Most of the oil fields lie near the border. South has claimed Khartoum is arming South Sudanese rebel groups in order to destabilise the new country and retake control of Unity State’s oil fields.

Khartoum denies this and counters that Juba aids rebels in its territory. South Sudan also denies this and has accused Sudan’s Armed Forces of bombing South Sudanese territory in recent months.

Macar Aciek Ader, an undersecretary at South Sudan’s oil ministry told the press briefing in Juba the world’s newest country would incur “huge economic” damage if Khartoum continued its stance. South Sudan is one of the poorest regions in the world, with oil accounting for around 98% of the government’s annual budget.

“I really do not know what would happen if Khartoum continues to behave like this. I do not know how much loss it would be, but I think our country would incur huge economic impact”, Ader said.

Minister Dau warned that countries or companies who purchase oil from Khartoum that was “stolen from South Sudan” would face legal action.

“The Government of Sudan and all those that benefit from such illegal acquisitions will find no refuge from South Sudan’s legal authorities and will enjoy no future business with the Government of South Sudan,” the minister warned.

He denied reports alleging that his country was not paying Khartoum charges for using its oil infrastructure including transport and processing fees.

“It is disappointing to mention that Khartoum continues to deny that South Sudan pays charges for the use of its infrastructures. South Sudan is already being charged and is paying pipeline operators significant fees to produce and transport it[s] oil through Sudan but Khartoum remains spreading lies that South Sudan is not paying for the use of its infrastructure”, the minister said.

Barnaba Marial Benjamin, South Sudan’s minister of information, at the same briefing warned Khartoum to treat the world’s newest nation like an independent state with its own territorial sovereignty and resources.

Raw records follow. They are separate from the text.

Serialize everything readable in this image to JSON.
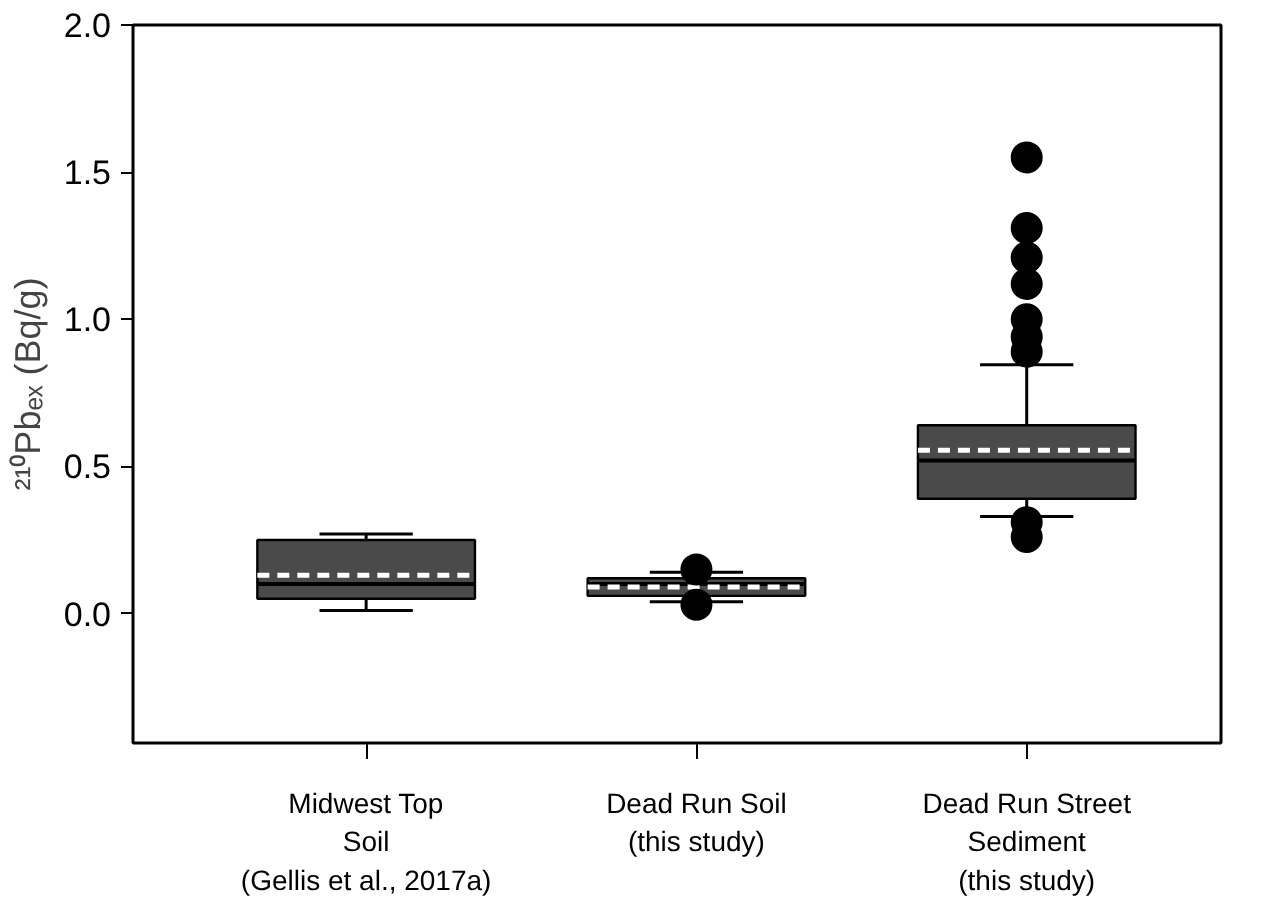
{
  "chart_data": {
    "type": "box",
    "ylabel": "²¹⁰Pbₑₓ (Bq/g)",
    "categories": [
      "Midwest Top\nSoil\n(Gellis et al., 2017a)",
      "Dead Run Soil\n(this study)",
      "Dead Run Street\nSediment\n(this study)"
    ],
    "color": "#4a4a4a",
    "boxes": [
      {
        "low": 0.01,
        "q1": 0.05,
        "median": 0.1,
        "q3": 0.25,
        "high": 0.27,
        "mean": 0.13
      },
      {
        "low": 0.04,
        "q1": 0.06,
        "median": 0.1,
        "q3": 0.12,
        "high": 0.14,
        "mean": 0.09,
        "outliers": [
          0.15,
          0.03
        ]
      },
      {
        "low": 0.33,
        "q1": 0.39,
        "median": 0.52,
        "q3": 0.64,
        "high": 0.845,
        "mean": 0.555,
        "outliers": [
          1.55,
          1.31,
          1.21,
          1.12,
          1.0,
          0.94,
          0.89,
          0.31,
          0.26
        ]
      }
    ],
    "ylim": [
      -0.44,
      2.0
    ],
    "yticks": [
      {
        "value": 0.0,
        "label": "0.0"
      },
      {
        "value": 0.5,
        "label": "0.5"
      },
      {
        "value": 1.0,
        "label": "1.0"
      },
      {
        "value": 1.5,
        "label": "1.5"
      },
      {
        "value": 2.0,
        "label": "2.0"
      }
    ]
  }
}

He repeated the allegation that north Sudan’s army intended to invade his country because of oil, however, he said that South Sudan’s military (SPLA) would not let this happen.

“Khartoum thinks that it can invade South Sudan like what Iraq did to Kuwait in 1990. Don’t we know what happened to Iraq? Where is Saddam Hussein now”, minister Marial said.

Marial argued the fact that his country was willing to offer financial assistance of 2.6 billion cash and to write off 2.8 billion of debts and arrears, he said Khartoum owes the people of South Sudan, should be seen as an indication of a country willing to forge better relations with her neighbour.